南海・杉浦監督のことを書く前に、このことを書かねばならない。

南海ホークスのダイエーへの身売りが決まった翌日の9月14日、阪神の主砲・掛布雅之(33)の「引退会見」が行われた。筆者にとって同い年の掛布は「選手と記者」の関係を飛び越え、「親友」といえる男だった。

大阪・梅田のホテル阪神。多くの報道陣の前に現れた掛布の顔には、野球人生を燃え尽くした―という満足感はなかった。まるで余計者を追い出すかのような扱いに、悔しさと寂しさを胸に隠した…それは「無念」の表情だった。

「練習のタマなら打てるし捕れるが、試合では打てないし守れない」

痛めた左ヒザが思うように回復せず2軍暮らしが続いた。そして9月7日、球団に「引退」を申し入れた。

昭和60年、栄光の「日本一」に輝いて以降、掛布はケガに悩まされ続けた。61年4月の中日戦で左手首に死球を受けて骨折。5月に復帰したが、甲子園球場での巨人戦でイレギュラーした打球が右肩に当たり戦列離脱。そして8月にはヤクルト戦で再び守備中に左手親指を骨折。

62年は腰痛に苦しんだ。56年の左ヒザ半月板損傷の影響で左右の足のバランスが崩れ、慢性の腰痛になっていたのだ。63年のヒザ痛もその影響だった。

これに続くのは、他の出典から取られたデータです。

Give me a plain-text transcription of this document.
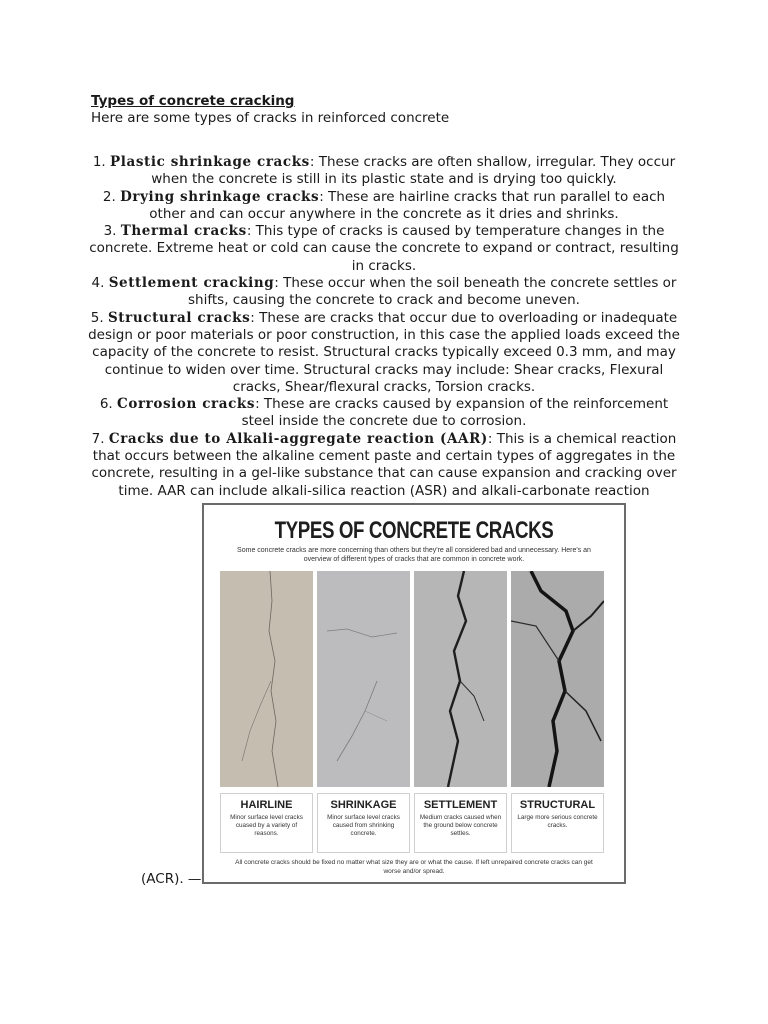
Types of concrete cracking
Here are some types of cracks in reinforced concrete

1. Plastic shrinkage cracks: These cracks are often shallow, irregular. They occur when the concrete is still in its plastic state and is drying too quickly.

2. Drying shrinkage cracks: These are hairline cracks that run parallel to each other and can occur anywhere in the concrete as it dries and shrinks.

3. Thermal cracks: This type of cracks is caused by temperature changes in the concrete. Extreme heat or cold can cause the concrete to expand or contract, resulting in cracks.

4. Settlement cracking: These occur when the soil beneath the concrete settles or shifts, causing the concrete to crack and become uneven.

5. Structural cracks: These are cracks that occur due to overloading or inadequate design or poor materials or poor construction, in this case the applied loads exceed the capacity of the concrete to resist. Structural cracks typically exceed 0.3 mm, and may continue to widen over time. Structural cracks may include: Shear cracks, Flexural cracks, Shear/flexural cracks, Torsion cracks.

6. Corrosion cracks: These are cracks caused by expansion of the reinforcement steel inside the concrete due to corrosion.

7. Cracks due to Alkali-aggregate reaction (AAR): This is a chemical reaction that occurs between the alkaline cement paste and certain types of aggregates in the concrete, resulting in a gel-like substance that can cause expansion and cracking over time. AAR can include alkali-silica reaction (ASR) and alkali-carbonate reaction

TYPES OF CONCRETE CRACKS
Some concrete cracks are more concerning than others but they're all considered bad and unnecessary. Here's an overview of different types of cracks that are common in concrete work.
HAIRLINE
Minor surface level cracks cuased by a variety of reasons.
SHRINKAGE
Minor surface level cracks caused from shrinking concrete.
SETTLEMENT
Medium cracks caused when the ground below concrete settles.
STRUCTURAL
Large more serious concrete cracks.
All concrete cracks should be fixed no matter what size they are or what the cause. If left unrepaired concrete cracks can get worse and/or spread.
(ACR). —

筆者は何度か大阪・豊中市の自宅を訪ねた。いつもはソファに座って話す掛布が「すまん。横になってもいいか?」という。「そんなに腰が痛い?」「左足の靴下は女房に履かせてもらってるよ」「無理せず治療に専念したらいいやん」「そうもいかん。去年もその前も働けていない。オレにはもう、そんな時間はないんだよ」「四番だから?」「……」。最後の質問には掛布は答えなかった。

後で知ったことだが、掛布が引退を決めたのは、当時、幼稚園に通っていた長男・啓悟のひと言だったという。

安紀子夫人も何度も「引退」を勧めた。かたくなに首を縦に振らない掛布。いつも喧嘩になった。そんなある日、啓悟がプラスチックでできたバットを構えてこう言った。